Having insurance does not necessarily mean better health, but experts hope it could start to ease some of the worst disparities that have kept the United States close to the bottom of health rankings of rich countries…
Uh huh
Uh huh
More Than Immigration at the High Court
The Supreme Court’s look at Obama’s executive action perfectly explains the Merrick Garland fight.
By Dahlia Lithwick
This same coulda, shoulda imperative is crucial for understanding the derangement that simmers beneath the GOP obstruction of hearings for Merrick Garland. You may think we are at war over what the court might become. But we are in fact at war over what should have been. And what should have been, for Senate Republicans, is quite simple: The 2016 term was meant to be the Supreme Court’s year to destroy Obama.
You could almost forget this, as the term fizzles into a bunch of sagging 4-4 ties and improbable unanimous decisions, but if Antonin Scalia had lived until July the docket was full of poisoned pills and silent time bombs that would have exploded in President Obama’s face this summer. Until and unless we reckon with what might have been at the high court this term, it’s impossible to understand why there will be no hearings for Judge Garland. GOP senators aren’t just angry about losing Justice Scalia’s seat. They are angry because the court as the weapon of choice to screw the president has been taken from them, and they want it back.

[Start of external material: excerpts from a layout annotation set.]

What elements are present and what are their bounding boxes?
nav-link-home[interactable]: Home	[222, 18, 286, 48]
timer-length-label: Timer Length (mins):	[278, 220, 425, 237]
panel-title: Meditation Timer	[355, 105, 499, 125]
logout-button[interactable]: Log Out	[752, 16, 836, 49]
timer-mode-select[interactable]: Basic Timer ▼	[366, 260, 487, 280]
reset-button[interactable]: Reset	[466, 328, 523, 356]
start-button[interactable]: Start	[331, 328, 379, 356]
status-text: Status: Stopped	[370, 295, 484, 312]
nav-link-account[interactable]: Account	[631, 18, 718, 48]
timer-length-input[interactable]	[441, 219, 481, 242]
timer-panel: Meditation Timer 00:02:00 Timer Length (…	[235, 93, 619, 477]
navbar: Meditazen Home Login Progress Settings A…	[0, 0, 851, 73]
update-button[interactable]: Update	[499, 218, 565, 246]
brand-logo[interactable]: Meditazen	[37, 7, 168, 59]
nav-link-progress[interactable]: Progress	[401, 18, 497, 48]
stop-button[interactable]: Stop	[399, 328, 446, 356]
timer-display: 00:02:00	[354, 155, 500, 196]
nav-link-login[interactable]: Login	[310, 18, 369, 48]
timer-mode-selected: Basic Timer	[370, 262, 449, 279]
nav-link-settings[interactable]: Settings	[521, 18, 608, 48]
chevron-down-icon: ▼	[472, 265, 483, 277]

United States v. Texas, the case that will be argued Monday morning at the high court, is Exhibit A for this proposition. When the high court agreed to hear this lawsuit–which emerged from nothing more than a preliminary injunction placed on 2014 DHS regulations that outlined the creation of Obama’s Deferred Action for Parents of American Citizens and Lawful Permanent Residents (DAPA) and expansion of Deferred Action for Childhood Arrivals (DACA)–Obama haters were dancing in the streets. The executive actions, which delayed deportation for 5 million undocumented immigrants by deprioritizing their removal from the country in favor of the deportations of felons, were blocked in Feb. 2015 by one very conservative district judge in Texas. That decision to enjoin the new rules was happily upheld by a panel of the 5th U.S. Circuit Court of Appeals last fall. When the court agreed to weigh in on all this, it was because–as Solicitor General Donald Verrilli argued–this action by the appeals court was “unprecedented,” just as the high court’s decision to step in and block Obama’s climate change regulations last February was unprecedented. The whole term was meant to be unprecedented, except that Justice Scalia died.
It’s almost enough to make me believe there is a God after all, and she’s had enough of this shit.